You’re probably right. This ‘tract’ was posted at DO a little while back; it’s pompous, but it looks nice. Sometimes playing around will result in the most attractive thing you do in a day!
To answer your earlier question: yes, Quark 7 does finally have OpenType support, it’s still not as elegant as ID’s (natch), but it works. If you can get Quark 7 to run without crashing long enough to get anything done. Which I cannot.
My, what a whiner you are, Derek. It sounds to me as if Quark 7 is full of useful features! It encourages creativity by increasing the amount of time you spend thinking instead of clicking, as you wait for the program to relaunch. It also encourages revision by forcing you to recreate whatever work was not yet saved at the time of the latest crash. I think the problem is you, sir. Get your attitude in gear!
Heh. Actually, while I wait for the evil little monster to relaunch (takes a bit: the ol’ G4’s showing her age), I go to the next room and have a cookie to pass the time and calm down. I wonder if I can sue. QUARK MADE ME FAT, etc.
Hmm. So you’re not finding that XPress 7 makes you “extrememly fast in production” and helps to “get you home on time while getting out of your way and allowing to truly design and be exceptionally creative”?
Well, I’m sure they’ll get it right for Quark 8.
In the year 2012.
It “gets out of my way”, all right. It gets out of my way so hard my QuarkRescueFolder has 23 items in it after an hour’s work. (Astroturfing, indeed. That poster got one thing right – it does “act like Brad Pitt in Troy”: poorly.)

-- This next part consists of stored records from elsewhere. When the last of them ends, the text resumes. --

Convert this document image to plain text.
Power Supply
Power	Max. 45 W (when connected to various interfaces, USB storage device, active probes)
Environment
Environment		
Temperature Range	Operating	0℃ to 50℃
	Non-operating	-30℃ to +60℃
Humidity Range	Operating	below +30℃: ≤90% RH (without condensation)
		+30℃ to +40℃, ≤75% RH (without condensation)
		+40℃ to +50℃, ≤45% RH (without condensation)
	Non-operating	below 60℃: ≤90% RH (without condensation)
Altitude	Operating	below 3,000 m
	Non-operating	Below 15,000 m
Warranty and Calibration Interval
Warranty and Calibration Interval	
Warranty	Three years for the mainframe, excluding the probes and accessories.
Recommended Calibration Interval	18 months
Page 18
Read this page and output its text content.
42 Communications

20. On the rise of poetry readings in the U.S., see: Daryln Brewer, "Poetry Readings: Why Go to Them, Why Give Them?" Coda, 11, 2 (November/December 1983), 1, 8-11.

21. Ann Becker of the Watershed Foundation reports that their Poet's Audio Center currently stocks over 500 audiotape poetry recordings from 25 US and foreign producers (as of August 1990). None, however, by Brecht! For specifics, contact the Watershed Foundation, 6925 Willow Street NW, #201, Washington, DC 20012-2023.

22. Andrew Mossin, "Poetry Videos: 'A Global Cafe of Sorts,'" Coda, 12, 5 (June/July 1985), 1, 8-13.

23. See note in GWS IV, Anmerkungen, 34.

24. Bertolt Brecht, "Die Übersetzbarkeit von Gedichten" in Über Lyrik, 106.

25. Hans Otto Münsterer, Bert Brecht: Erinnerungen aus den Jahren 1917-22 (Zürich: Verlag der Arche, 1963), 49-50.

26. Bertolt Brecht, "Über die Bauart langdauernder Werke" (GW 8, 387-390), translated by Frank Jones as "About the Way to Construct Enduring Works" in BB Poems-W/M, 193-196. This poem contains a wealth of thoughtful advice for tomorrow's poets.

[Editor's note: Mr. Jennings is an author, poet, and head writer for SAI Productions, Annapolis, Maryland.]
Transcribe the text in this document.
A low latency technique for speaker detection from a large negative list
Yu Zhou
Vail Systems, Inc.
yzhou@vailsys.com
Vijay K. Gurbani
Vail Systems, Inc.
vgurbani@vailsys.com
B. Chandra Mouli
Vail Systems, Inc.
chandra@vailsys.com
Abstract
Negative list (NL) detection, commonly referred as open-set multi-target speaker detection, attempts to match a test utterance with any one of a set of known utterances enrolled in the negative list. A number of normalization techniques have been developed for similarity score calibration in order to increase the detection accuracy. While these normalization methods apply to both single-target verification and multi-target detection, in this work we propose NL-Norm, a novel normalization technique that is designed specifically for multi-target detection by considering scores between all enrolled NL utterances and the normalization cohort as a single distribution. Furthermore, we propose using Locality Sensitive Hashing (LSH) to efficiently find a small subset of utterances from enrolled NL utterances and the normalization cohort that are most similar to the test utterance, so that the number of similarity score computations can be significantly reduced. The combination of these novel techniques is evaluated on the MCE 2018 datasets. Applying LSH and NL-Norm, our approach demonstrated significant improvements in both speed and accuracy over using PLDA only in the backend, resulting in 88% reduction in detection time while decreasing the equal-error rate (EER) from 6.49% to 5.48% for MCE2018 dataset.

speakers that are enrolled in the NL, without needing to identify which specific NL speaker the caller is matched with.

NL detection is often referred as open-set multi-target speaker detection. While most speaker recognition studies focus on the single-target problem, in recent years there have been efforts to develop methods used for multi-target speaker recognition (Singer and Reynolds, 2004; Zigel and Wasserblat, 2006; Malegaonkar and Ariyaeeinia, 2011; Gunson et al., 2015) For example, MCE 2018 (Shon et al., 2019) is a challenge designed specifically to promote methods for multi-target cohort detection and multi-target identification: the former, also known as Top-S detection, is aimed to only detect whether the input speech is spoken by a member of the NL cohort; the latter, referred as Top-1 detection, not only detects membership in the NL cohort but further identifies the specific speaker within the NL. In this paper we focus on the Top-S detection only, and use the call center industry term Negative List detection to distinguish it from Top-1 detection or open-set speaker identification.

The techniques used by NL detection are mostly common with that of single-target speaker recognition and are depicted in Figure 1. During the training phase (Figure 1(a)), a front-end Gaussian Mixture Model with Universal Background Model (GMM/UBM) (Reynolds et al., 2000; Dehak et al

A Houston Chronicle article on stolen office lunches got written up on Slashdot, of all places, because IT people were mentioned as among the least likely to steal people’s stuff. Most likely? Accounting.
As someone who finds her workplace a uniquely difficult one in which to get to know people, I found this interesting:
God help the eight out of ten people who want to feel like part of a team at my company. They’d have to get walkie-talkies, or something. It’s really not a bondy place, at least on my side of the building. Maybe in the more populous north wing, there’s an active team spirit, but for my part, I’m glad I already have a chummy professional society, albeit one with a pitifully undermaintained blog.
The revenge stories are nice. I’m thinking I might sacrifice some really bad chocolate to the Fridge Troll.